Unsolved
4 Posts
0
1812
NVIDIA v100 32GB SXM2 (Dell p/n NWWWX) in Dell C4130 Configuration K - HW Power Brake Slowdown
Hello,
We're running a couple of Dell C4130's "Configuration K" (each with four NVIDIA v100 16GB SXM2, Dell p/n YMV9T) and decided to upgrade one of those with 32GB v100s accelerators (Dell p/n NWWWX).
The system boots up without warnings however the GPU is throttled by "HW Power Brake":
HW Slowdown : Active
HW Thermal Slowdown : Not Active
HW Power Brake Slowdown : Active
The system is equipped with dual 1600W power supplies (Dell p/n 95HR5). BIOS and iDRAC are upgraded to the latest version available.
It seems like this behavior is due to BMC asserting PCIe power brake signal for some reason. Would it be possible to override it somehow (e.g. with ipmitool raw command)? The NWWWX accelerator is in fully working condition (i.e. it works fine in a Dell C4140).
Sincerely,
Mike
DELL-Shine K
4 Operator
4 Operator
•
3K Posts
1
October 11th, 2021 04:00
NVIDIA V100 32GB GPGPU is not supported on C4130. As this is not supported it is not validated and we can not guarantee that it will work. Did you have latest BIOS and iDRAC FW installed on the server? If not can you try after updating latest iDRAC and BIOS FW.
apescairos
4 Posts
0
October 11th, 2021 07:00
I already have the latest BIOS and iDRAC FW (2.13.0 and 2.81 respectively) installed. I realize that it is not a supported GPGPU.
The question is, is there a BMC command to override the assertion of PCIe power throttling signal / PCIe power monitoring for C4130?
Sincerely,
Mike
apescairos
4 Posts
0
November 9th, 2021 06:00
Bumping up this topic since it's not resolved.
Could anobody please advise on ipmitool raw command to override this behaviour when BIOS/IPMI signals the BMC to assert PCIe power brake and/or cpu hot signals for SXM2 GPU when the configuration is unsupported?
The same SXM2 carrier board and V100 combo works fine (i.e. without power brake) when removed from C4130 and placed in C4140.
Sincerely,
Mike
DELL-Shine K
4 Operator
4 Operator
•
3K Posts
1
November 9th, 2021 17:00
I do not have any details on ipmitool command to change this behavior.

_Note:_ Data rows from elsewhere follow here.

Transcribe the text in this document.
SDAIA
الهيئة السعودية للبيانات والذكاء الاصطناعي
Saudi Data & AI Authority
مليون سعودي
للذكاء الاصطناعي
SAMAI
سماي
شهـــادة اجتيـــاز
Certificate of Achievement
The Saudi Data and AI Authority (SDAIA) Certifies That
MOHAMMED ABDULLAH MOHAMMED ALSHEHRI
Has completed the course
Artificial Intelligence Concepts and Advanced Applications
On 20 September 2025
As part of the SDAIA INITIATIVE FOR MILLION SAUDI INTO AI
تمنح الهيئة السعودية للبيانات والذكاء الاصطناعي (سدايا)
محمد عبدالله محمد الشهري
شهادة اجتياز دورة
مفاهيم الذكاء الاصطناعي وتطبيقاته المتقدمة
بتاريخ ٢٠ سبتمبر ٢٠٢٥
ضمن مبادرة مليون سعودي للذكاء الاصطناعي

Sorry I could not help you on this
apescairos
4 Posts
0
November 16th, 2021 07:00
Update:
Unsupported SXM2 GPGPUs get throttled with "HW Power Brake Slowdown" because the BMC (iDRAC) fails to find power data for their VID/DID in power tables:
Nov 16 10:04:32 idrac-FFDCWL2 L5, S55 [9322]: DellGPGPUPwrBudget: FRU read unsuccessful, getting power data from tables
Nov 16 10:04:32 idrac-FFDCWL2 L4, S55 [9322]: GetGPGPUPwr: Looking for VID=0x10de DID=0x1db5 SVID=0x10de SDID=0x1249
Nov 16 10:04:32 idrac-FFDCWL2 L4, S55 [9322]: GetGPGPUPwr: End of table reached (Entry 92). Didn't find a power table match for device
Adding an entry to power table makes the GPGPU run at full speed. Yes it does not seem that it's possible to do it via ipmi. Managed to find a workaround, working on a more permanent solution. Might update later.